Bref, Markus Lüpertz paraît toujours jouer au chaud et au froid et c’est peut-être cette versatilité qui rend son œuvre aussi puissante. Cabossée, disloquée, vibrante de couleurs (chaudes et froides, forcément), son expression dégage à la fois quelque chose de cérébral et d’insouciant. Quelque chose qui lorgne vers l’allégorie, cherchant à élever les esprits et anoblir le monde. Et ce, dès la série ‘Donald Duck’ et les « peintures dithyrambiques » des années 1960 et 1970, où Lüpertz se penche sur les icônes de la consommation de masse pour traduire le pop art au langage expressionniste.

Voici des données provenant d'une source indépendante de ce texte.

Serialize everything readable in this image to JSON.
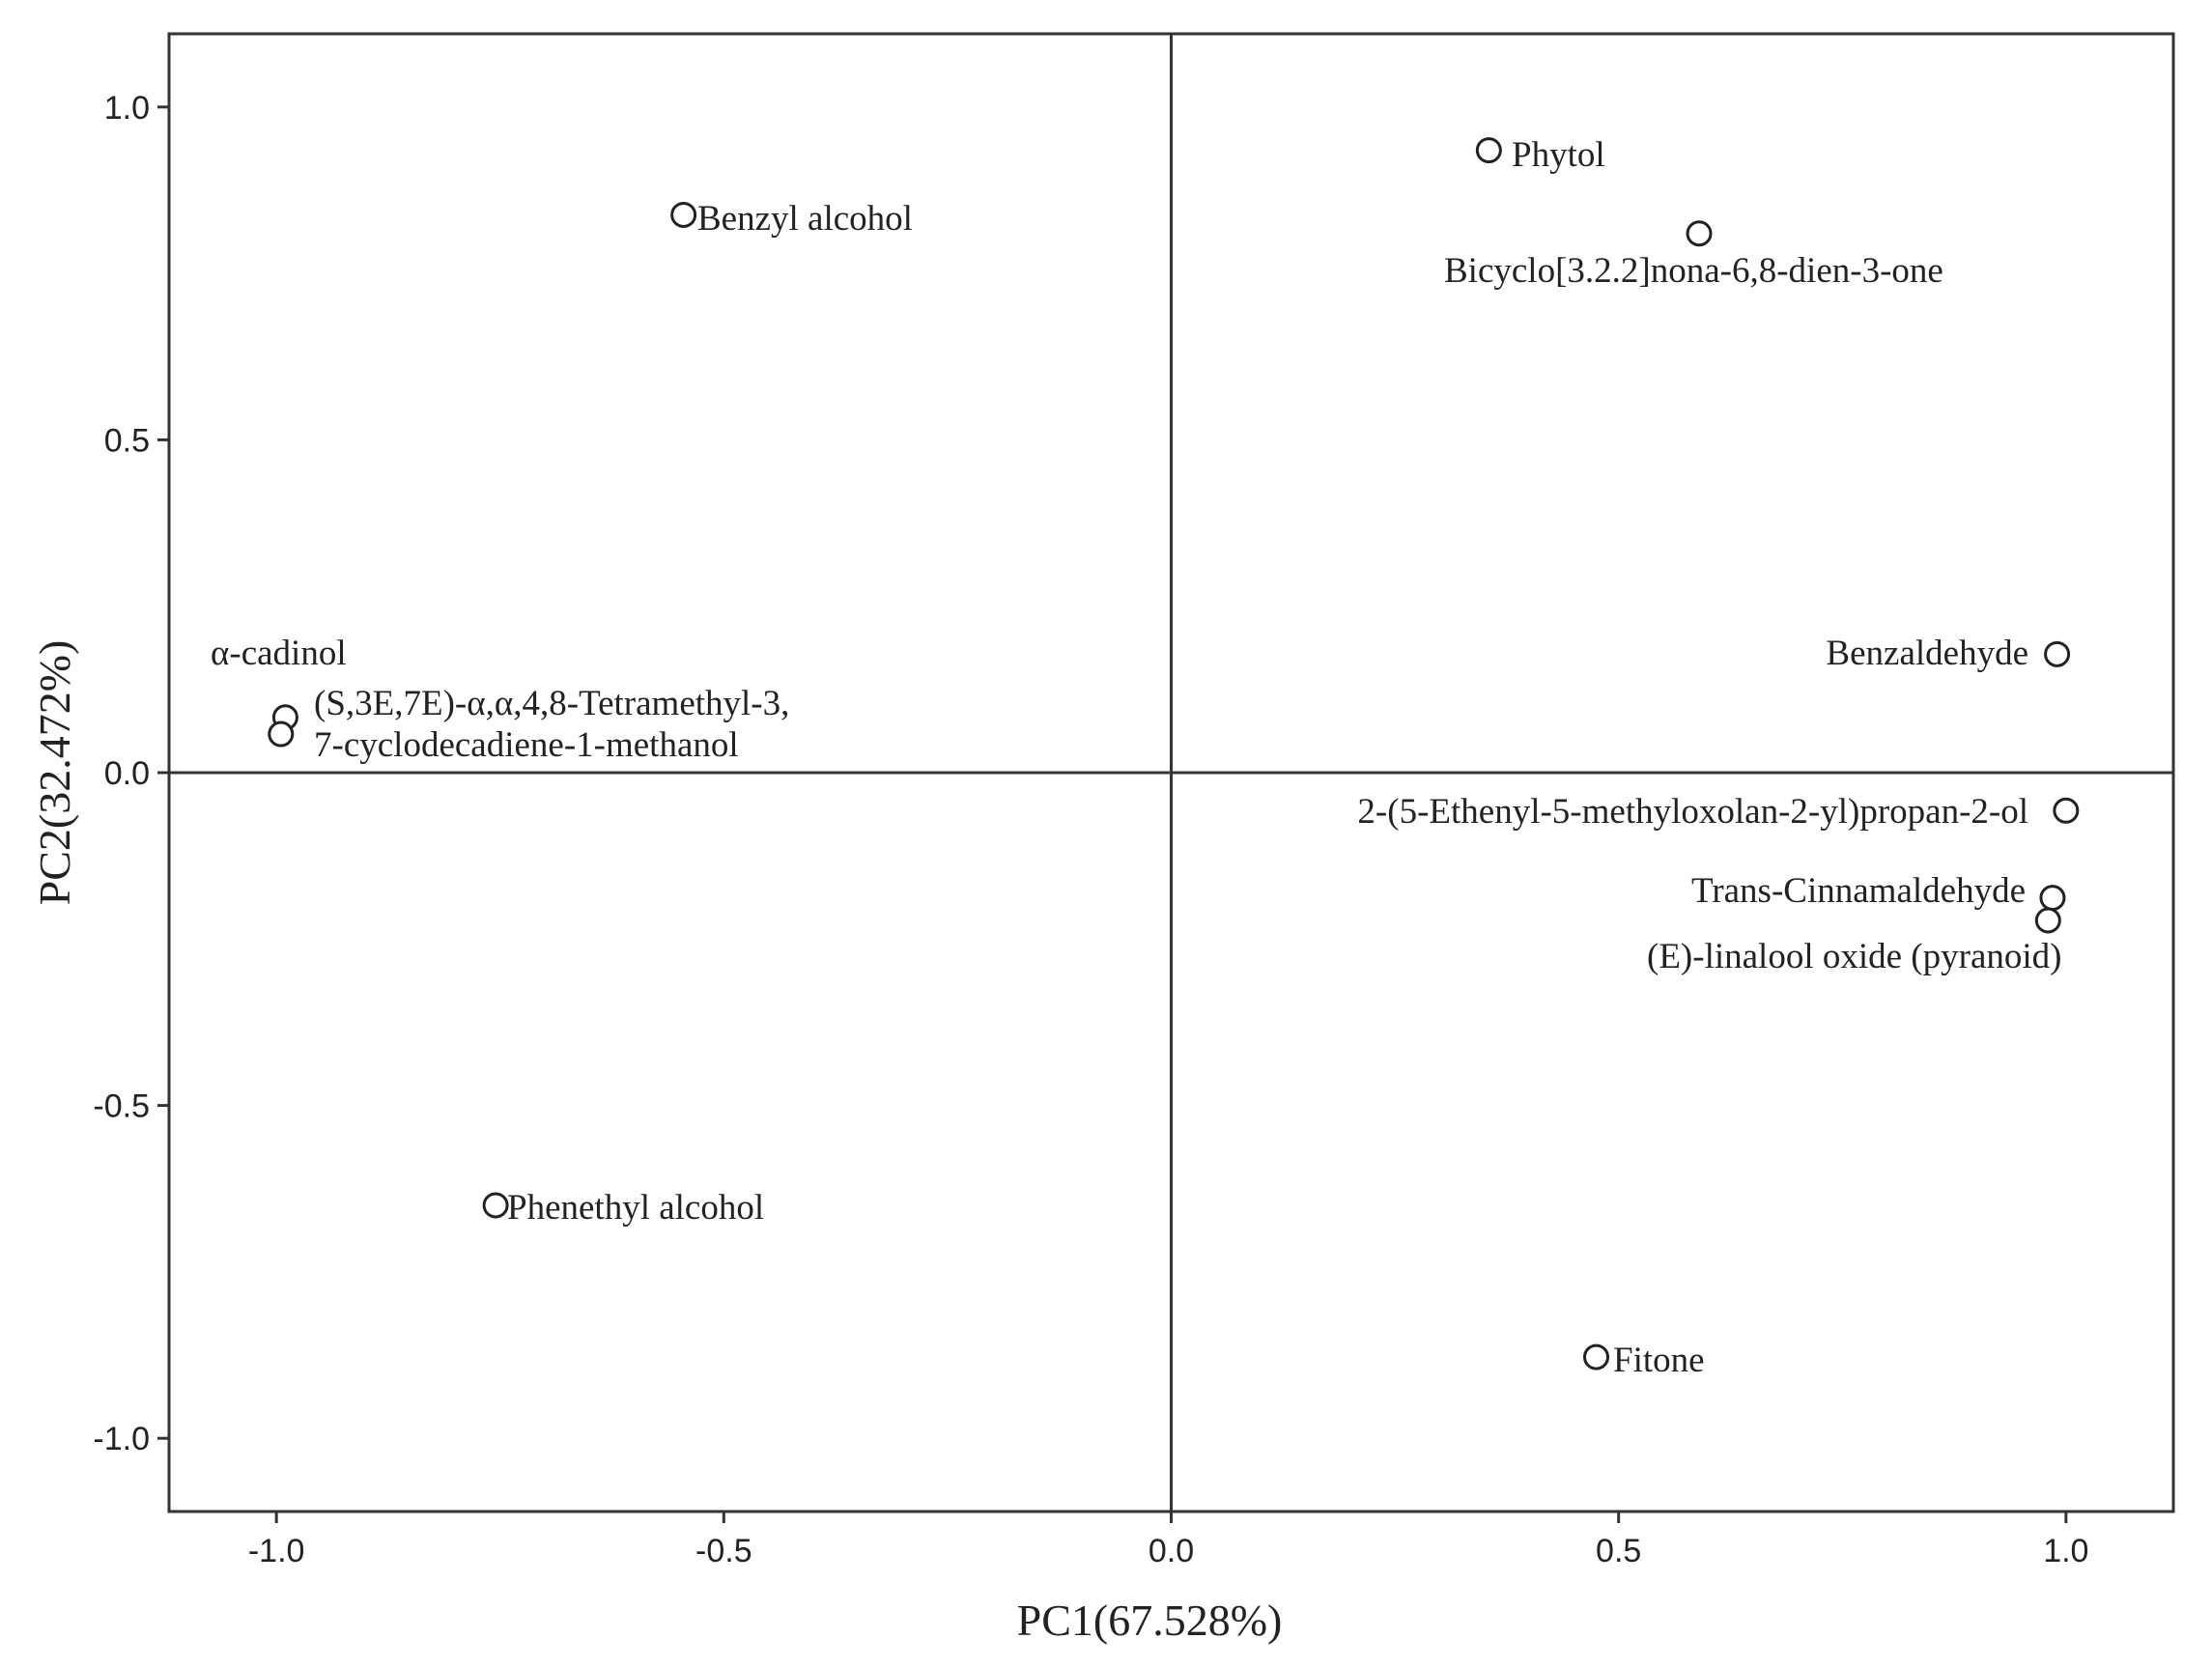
{
  "chart_data": {
    "type": "scatter",
    "xlabel": "PC1(67.528%)",
    "ylabel": "PC2(32.472%)",
    "xlim": [
      -1.12,
      1.12
    ],
    "ylim": [
      -1.11,
      1.11
    ],
    "xticks": [
      {
        "value": -1.0,
        "label": "-1.0"
      },
      {
        "value": -0.5,
        "label": "-0.5"
      },
      {
        "value": 0.0,
        "label": "0.0"
      },
      {
        "value": 0.5,
        "label": "0.5"
      },
      {
        "value": 1.0,
        "label": "1.0"
      }
    ],
    "yticks": [
      {
        "value": 1.0,
        "label": "1.0"
      },
      {
        "value": 0.5,
        "label": "0.5"
      },
      {
        "value": 0.0,
        "label": "0.0"
      },
      {
        "value": -0.5,
        "label": "-0.5"
      },
      {
        "value": -1.0,
        "label": "-1.0"
      }
    ],
    "reference_lines": {
      "x": 0,
      "y": 0
    },
    "grid": false,
    "marker": "open-circle",
    "points": [
      {
        "x": 0.355,
        "y": 0.935
      },
      {
        "x": 0.59,
        "y": 0.81
      },
      {
        "x": -0.545,
        "y": 0.838
      },
      {
        "x": 0.99,
        "y": 0.178
      },
      {
        "x": -0.99,
        "y": 0.083
      },
      {
        "x": -0.995,
        "y": 0.058
      },
      {
        "x": 1.0,
        "y": -0.057
      },
      {
        "x": 0.985,
        "y": -0.188
      },
      {
        "x": 0.98,
        "y": -0.222
      },
      {
        "x": -0.755,
        "y": -0.65
      },
      {
        "x": 0.475,
        "y": -0.878
      }
    ],
    "labels": [
      {
        "text": "Phytol"
      },
      {
        "text": "Bicyclo[3.2.2]nona-6,8-dien-3-one"
      },
      {
        "text": "Benzyl alcohol"
      },
      {
        "text": "Benzaldehyde"
      },
      {
        "text": "α-cadinol"
      },
      {
        "text": "(S,3E,7E)-α,α,4,8-Tetramethyl-3,"
      },
      {
        "text": "7-cyclodecadiene-1-methanol"
      },
      {
        "text": "2-(5-Ethenyl-5-methyloxolan-2-yl)propan-2-ol"
      },
      {
        "text": "Trans-Cinnamaldehyde"
      },
      {
        "text": "(E)-linalool oxide (pyranoid)"
      },
      {
        "text": "Phenethyl alcohol"
      },
      {
        "text": "Fitone"
      }
    ]
  }
}
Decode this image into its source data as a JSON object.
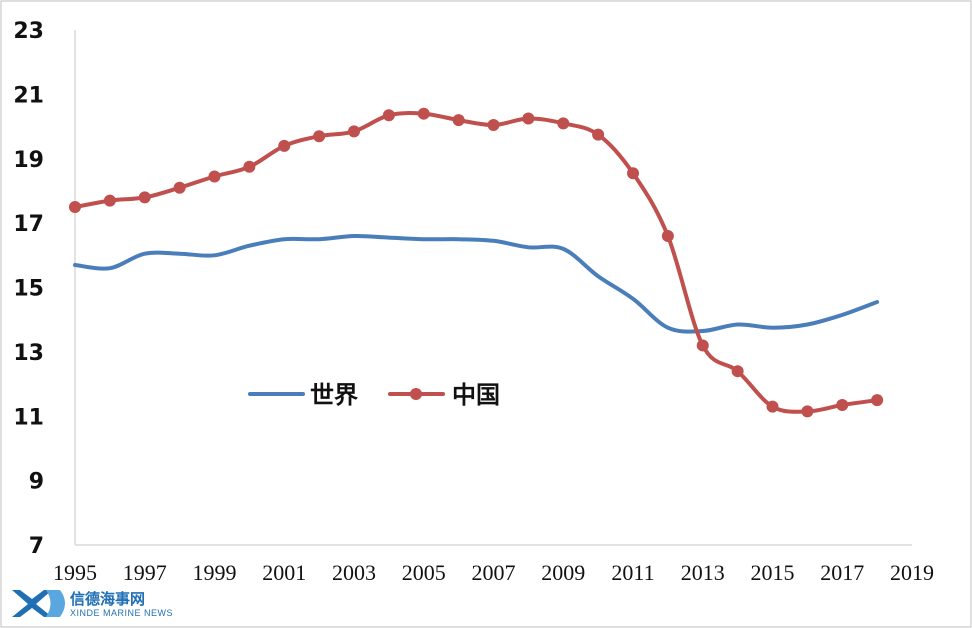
{
  "chart_data": {
    "type": "line",
    "x_ticks": [
      1995,
      1997,
      1999,
      2001,
      2003,
      2005,
      2007,
      2009,
      2011,
      2013,
      2015,
      2017,
      2019
    ],
    "y_ticks": [
      7,
      9,
      11,
      13,
      15,
      17,
      19,
      21,
      23
    ],
    "xlim": [
      1995,
      2019
    ],
    "ylim": [
      7,
      23
    ],
    "title": "",
    "xlabel": "",
    "ylabel": "",
    "grid": false,
    "legend_position": "center-left",
    "series": [
      {
        "name": "世界",
        "color": "#4a7ebb",
        "markers": false,
        "x": [
          1995,
          1996,
          1997,
          1998,
          1999,
          2000,
          2001,
          2002,
          2003,
          2004,
          2005,
          2006,
          2007,
          2008,
          2009,
          2010,
          2011,
          2012,
          2013,
          2014,
          2015,
          2016,
          2017,
          2018
        ],
        "y": [
          15.7,
          15.6,
          16.05,
          16.05,
          16.0,
          16.3,
          16.5,
          16.5,
          16.6,
          16.55,
          16.5,
          16.5,
          16.45,
          16.25,
          16.2,
          15.35,
          14.65,
          13.75,
          13.65,
          13.85,
          13.75,
          13.85,
          14.15,
          14.55
        ]
      },
      {
        "name": "中国",
        "color": "#c0504d",
        "markers": true,
        "x": [
          1995,
          1996,
          1997,
          1998,
          1999,
          2000,
          2001,
          2002,
          2003,
          2004,
          2005,
          2006,
          2007,
          2008,
          2009,
          2010,
          2011,
          2012,
          2013,
          2014,
          2015,
          2016,
          2017,
          2018
        ],
        "y": [
          17.5,
          17.7,
          17.8,
          18.1,
          18.45,
          18.75,
          19.4,
          19.7,
          19.85,
          20.35,
          20.4,
          20.2,
          20.05,
          20.25,
          20.1,
          19.75,
          18.55,
          16.6,
          13.2,
          12.4,
          11.3,
          11.15,
          11.35,
          11.5
        ]
      }
    ]
  },
  "watermark": {
    "logo": "XD",
    "text_cn": "信德海事网",
    "text_en": "XINDE MARINE NEWS"
  }
}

Puis, dans cette rétrospective bien ficelée, suivent les toiles « mycéniennes » (on songe à l’art tribal, à Kirchner, aux ‘Demoiselles d’Avignon’ de Picasso), les abstractions ‘Kongo’ (une pensée pour Pollock, le chamanisme, Wifredo Lam), les sculptures tantôt angulaires, tantôt rondes et malaxées (proches des statues totémiques de Baselitz), et enfin les grandioses tableaux arcadiens aux faux airs de collages (là, on pense à l’Antiquité, à Chirico). Partout surgit un mélange de brutalité, d’impulsion et de douceur mesurée. En dialogue constant avec le passé quoique libre de toutes références poussives, Lüpertz apparaît finalement comme une sorte d’héritier amphibien et solitaire de l’histoire de l’art occidental. Un artiste bizarrement méconnu en France, qui dégage la noblesse des grands maîtres.
Du mardi au dimanche de 10h à 18h ; nocturne le jeudi jusqu’à 22h.